The inquiry committee found that over the last five years, ending on June 30, 2020, Ring Shine Textiles reported that the company purchased raw materials worth Tk 3,311 crore. The VAT returns, however, showed that RSTL actually purchased raw materials worth Tk 2,466 crore.

The company’s management and directors thus laundered Tk 845 crore in the name of purchasing raw materials.

RSTL further reported loans and borrowings in foreign currencies from ten commercial banks, including three foreign banks operating in Bangladesh.

The committee further identifies the criminal role and negligence of audit firms, engagement partners, and their audit engagement with Ring Shine Textile in the audit of annual financial statements and corporate governance practices.

It identifies the criminal role of two issue management companies, namely AFC Capital Limited and CAPM Advisory Ltd, in the pre-IPO and IPO processes.
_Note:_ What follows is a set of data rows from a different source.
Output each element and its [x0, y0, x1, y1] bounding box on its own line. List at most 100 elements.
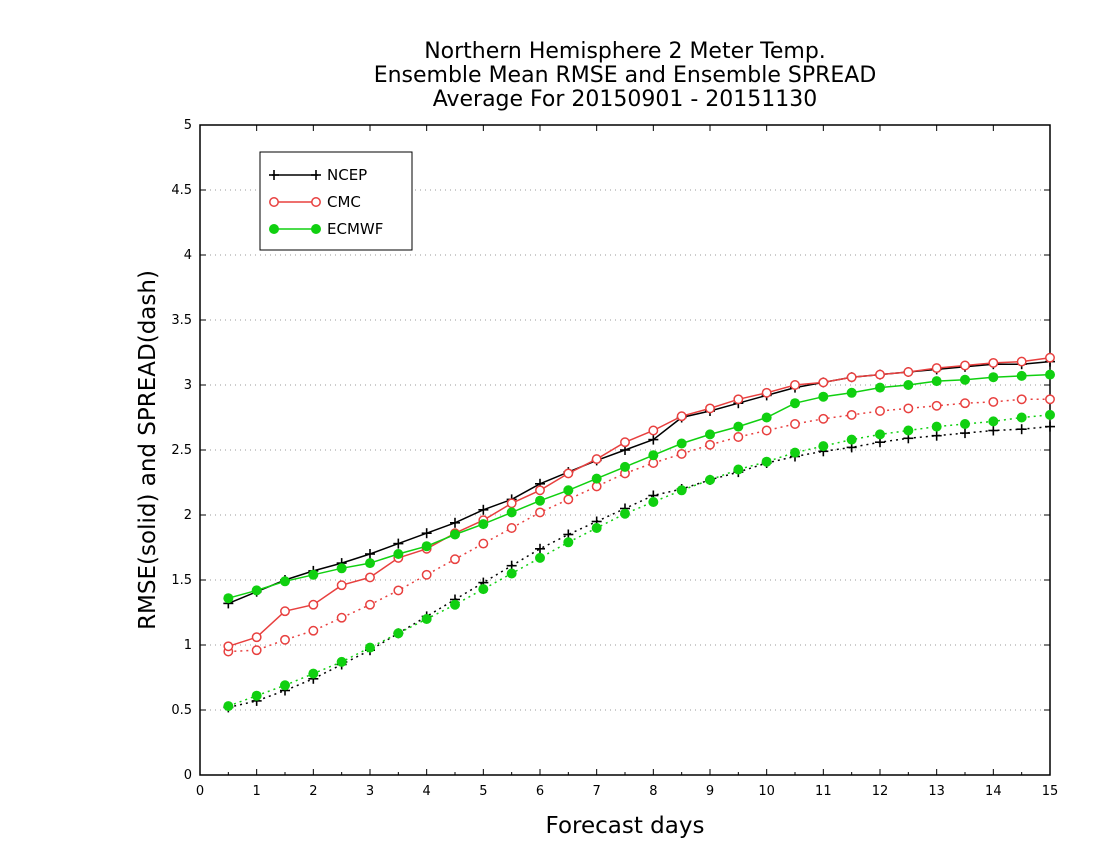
ecmwf-rmse-point	[818, 391, 829, 402]
cmc-rmse-point	[280, 606, 290, 617]
ecmwf-spread-point	[846, 434, 857, 445]
ecmwf-rmse-point	[336, 563, 347, 574]
ecmwf-rmse-point	[846, 387, 857, 398]
ecmwf-rmse-point	[903, 380, 914, 390]
ecmwf-spread-point	[591, 523, 602, 533]
ncep-rmse-point	[421, 528, 432, 539]
cmc-rmse-point	[790, 380, 800, 390]
cmc-spread-point	[1045, 394, 1055, 405]
ncep-rmse-point	[365, 549, 375, 559]
cmc-rmse-line	[228, 356, 1051, 648]
ecmwf-spread-point	[1045, 409, 1055, 420]
x-tick-label: 4	[423, 784, 431, 799]
ecmwf-spread-point	[648, 497, 659, 507]
cmc-spread-point	[478, 538, 489, 549]
legend-label-ecmwf: ECMWF	[327, 220, 383, 238]
legend-label-ncep: NCEP	[327, 166, 367, 184]
ecmwf-spread-point	[421, 614, 432, 624]
y-axis-label: RMSE(solid) and SPREAD(dash)	[135, 270, 161, 630]
ecmwf-rmse-point	[506, 507, 517, 518]
x-tick-label: 3	[366, 784, 374, 799]
ncep-spread-point	[931, 430, 942, 441]
cmc-spread-point	[733, 432, 744, 442]
legend: NCEP CMC ECMWF	[259, 151, 413, 251]
cmc-spread-point	[846, 409, 857, 420]
ecmwf-spread-point	[931, 421, 942, 432]
ecmwf-rmse-line	[228, 373, 1051, 599]
ecmwf-spread-point	[818, 441, 829, 452]
ecmwf-spread-point	[705, 474, 715, 485]
ecmwf-rmse-point	[280, 576, 290, 587]
cmc-rmse-point	[875, 369, 885, 380]
legend-marker-cmc	[269, 197, 279, 207]
y-tick-label: 4	[184, 248, 192, 263]
x-tick-label: 11	[815, 784, 832, 799]
y-tick-label: 1	[184, 638, 192, 653]
cmc-rmse-point	[1045, 352, 1055, 363]
ecmwf-rmse-point	[620, 461, 630, 472]
y-tick-label: 3.5	[171, 313, 192, 328]
ecmwf-rmse-point	[393, 549, 404, 559]
ecmwf-rmse-point	[223, 593, 234, 604]
cmc-spread-point	[988, 396, 999, 407]
chart-title: Northern Hemisphere 2 Meter Temp. Ensemb…	[374, 39, 877, 112]
title-line-3: Average For 20150901 - 20151130	[433, 87, 818, 112]
cmc-spread-point	[563, 494, 574, 505]
ecmwf-spread-point	[733, 464, 744, 475]
y-tick-label: 2	[184, 508, 192, 523]
ecmwf-spread-point	[365, 642, 375, 653]
cmc-rmse-point	[535, 485, 545, 496]
cmc-rmse-point	[251, 632, 262, 643]
x-tick-label: 14	[985, 784, 1002, 799]
x-tick-label: 12	[872, 784, 889, 799]
y-tick-label: 0.5	[171, 703, 192, 718]
ecmwf-spread-point	[308, 668, 319, 679]
ecmwf-rmse-point	[421, 541, 432, 552]
x-tick-label: 15	[1042, 784, 1059, 799]
x-tick-label: 5	[479, 784, 487, 799]
ncep-spread-point	[1045, 421, 1055, 432]
y-tick-label: 4.5	[171, 183, 192, 198]
ecmwf-spread-point	[620, 508, 630, 519]
ecmwf-spread-point	[676, 485, 687, 496]
ecmwf-rmse-point	[960, 374, 970, 385]
x-axis-label: Forecast days	[546, 813, 705, 839]
cmc-spread-point	[705, 439, 715, 450]
cmc-spread-point	[450, 554, 460, 565]
legend-label-cmc: CMC	[327, 193, 361, 211]
ecmwf-rmse-point	[790, 398, 800, 409]
title-line-2: Ensemble Mean RMSE and Ensemble SPREAD	[374, 63, 877, 88]
legend-marker-ncep	[311, 170, 321, 180]
ncep-rmse-point	[393, 538, 404, 549]
ecmwf-spread-point	[535, 552, 545, 563]
ecmwf-rmse-point	[1016, 370, 1027, 381]
cmc-rmse-point	[931, 363, 942, 374]
ecmwf-rmse-point	[450, 529, 460, 540]
ecmwf-rmse-point	[705, 429, 715, 440]
y-axis-ticks: 0 0.5 1 1.5 2 2.5 3 3.5 4 4.5 5	[171, 118, 1050, 783]
cmc-rmse-point	[846, 372, 857, 383]
cmc-spread-point	[336, 612, 347, 623]
cmc-rmse-point	[960, 360, 970, 371]
ecmwf-spread-point	[903, 425, 914, 436]
ecmwf-spread-point	[1016, 412, 1027, 423]
cmc-rmse-point	[988, 357, 999, 368]
ecmwf-spread-point	[790, 447, 800, 458]
ecmwf-rmse-point	[251, 585, 262, 596]
ecmwf-spread-point	[875, 429, 885, 440]
ecmwf-spread-point	[563, 537, 574, 548]
ecmwf-rmse-point	[365, 558, 375, 569]
ecmwf-rmse-point	[733, 421, 744, 432]
ecmwf-rmse-point	[535, 495, 545, 506]
cmc-spread-point	[251, 645, 262, 656]
cmc-rmse-point	[676, 411, 687, 422]
ncep-rmse-point	[450, 517, 460, 528]
ecmwf-rmse-point	[875, 382, 885, 393]
cmc-rmse-point	[1016, 356, 1027, 367]
cmc-spread-point	[421, 569, 432, 580]
ecmwf-rmse-point	[478, 519, 489, 530]
x-tick-label: 1	[253, 784, 261, 799]
cmc-rmse-point	[365, 572, 375, 583]
cmc-rmse-point	[818, 377, 829, 388]
ecmwf-rmse-point	[308, 569, 319, 580]
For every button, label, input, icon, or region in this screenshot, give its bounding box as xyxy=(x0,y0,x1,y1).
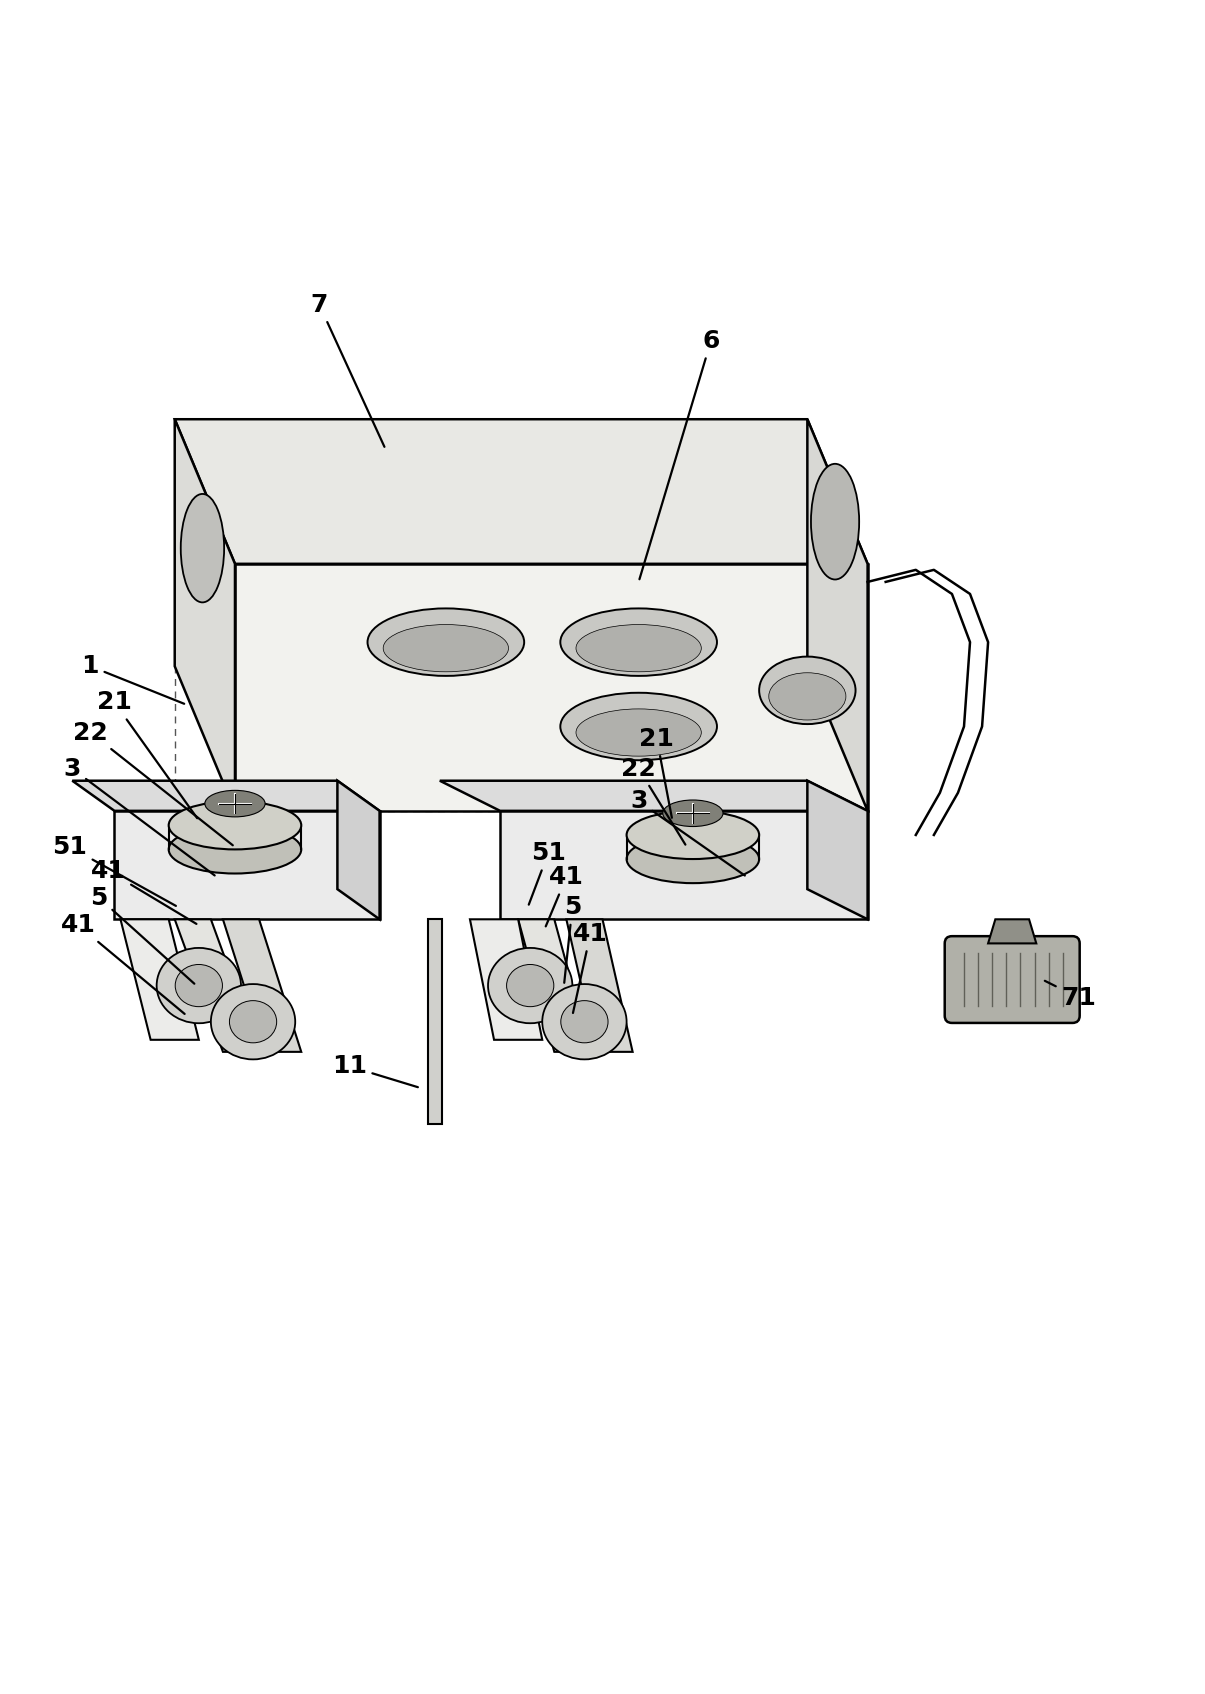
Polygon shape xyxy=(223,920,301,1052)
Polygon shape xyxy=(807,781,868,920)
Ellipse shape xyxy=(576,625,701,673)
Text: 5: 5 xyxy=(90,886,194,984)
Ellipse shape xyxy=(181,495,224,603)
Ellipse shape xyxy=(169,825,301,874)
Text: 71: 71 xyxy=(1045,981,1095,1010)
Polygon shape xyxy=(518,920,590,1052)
Polygon shape xyxy=(470,920,542,1040)
Text: 22: 22 xyxy=(622,757,686,845)
Ellipse shape xyxy=(769,673,846,720)
Text: 1: 1 xyxy=(82,654,184,703)
Text: 7: 7 xyxy=(311,293,384,447)
Polygon shape xyxy=(566,920,633,1052)
Ellipse shape xyxy=(663,800,723,827)
Text: 22: 22 xyxy=(74,720,233,845)
Ellipse shape xyxy=(169,801,301,849)
Ellipse shape xyxy=(560,608,717,676)
Text: 5: 5 xyxy=(564,894,581,983)
Ellipse shape xyxy=(383,625,509,673)
Ellipse shape xyxy=(229,1001,277,1044)
Text: 3: 3 xyxy=(64,757,214,876)
Polygon shape xyxy=(120,920,199,1040)
Text: 51: 51 xyxy=(53,835,176,906)
Ellipse shape xyxy=(506,964,554,1006)
Ellipse shape xyxy=(157,949,241,1023)
Ellipse shape xyxy=(576,708,701,756)
Ellipse shape xyxy=(542,984,627,1059)
Text: 51: 51 xyxy=(529,840,565,905)
Polygon shape xyxy=(807,418,868,811)
Ellipse shape xyxy=(759,657,856,723)
Polygon shape xyxy=(337,781,380,920)
Text: 21: 21 xyxy=(98,691,198,818)
Text: 41: 41 xyxy=(572,922,607,1013)
Ellipse shape xyxy=(205,791,265,817)
Text: 41: 41 xyxy=(92,859,196,923)
Polygon shape xyxy=(440,781,868,811)
Ellipse shape xyxy=(627,811,759,859)
Text: 21: 21 xyxy=(640,727,674,818)
Ellipse shape xyxy=(560,693,717,761)
FancyBboxPatch shape xyxy=(945,937,1080,1023)
Ellipse shape xyxy=(488,949,572,1023)
Polygon shape xyxy=(114,811,380,920)
Text: 41: 41 xyxy=(61,913,184,1015)
Ellipse shape xyxy=(175,964,223,1006)
Polygon shape xyxy=(235,564,868,811)
Polygon shape xyxy=(175,418,868,564)
Ellipse shape xyxy=(560,1001,609,1044)
Ellipse shape xyxy=(811,464,859,579)
Ellipse shape xyxy=(627,835,759,883)
Polygon shape xyxy=(988,920,1036,944)
Polygon shape xyxy=(72,781,380,811)
Polygon shape xyxy=(500,811,868,920)
Polygon shape xyxy=(175,920,259,1052)
Ellipse shape xyxy=(368,608,524,676)
Ellipse shape xyxy=(211,984,295,1059)
Text: 6: 6 xyxy=(640,329,719,579)
Text: 41: 41 xyxy=(546,866,583,927)
Polygon shape xyxy=(175,418,235,811)
Polygon shape xyxy=(428,920,442,1125)
Text: 11: 11 xyxy=(331,1054,418,1088)
Text: 3: 3 xyxy=(630,789,745,876)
The special auditor reported that due to inadequate maintenance of books of accounts, vouchers, cash books, bank ledgers, and account opening mandates, the ultimate authority of the bank accounts, the source of the rest of the funds, and their purpose, and actual usage could not be identified.

‘Some financial irregularities took place’

Auniruddho Piaal, the company secretary of RSTL, confirmed that some financial irregularities had taken place in their company in the past.

“These irregularities were brought to the attention of the regulatory body, after which a new board of directors was appointed by BSEC to address those issues,” he added.

He however declined to comment on the irregularities committed by the former managing director.

The BSEC Chairman Prof Shibli Rubayat Ul Islam told The Business Post, “We have identified significant irregularities within the company and reported them to the Anti-Corruption Commission (ACC) chairman and the Bangladesh Financial Intelligence Unit (BFIU) chief.

“They will now take necessary action in this regard.”

He added, “A prominent industrial group in the country has expressed interest in acquiring RSTL. The conglomerate plans to introduce new machinery and increase production capacity, and investors will benefit from this venture.

“Additionally, the BSEC will take legal action against those who violated the securities laws.”

Shibli mentions that the BSEC has implemented measures to prevent the former managing director of RSTL from leaving Bangladesh.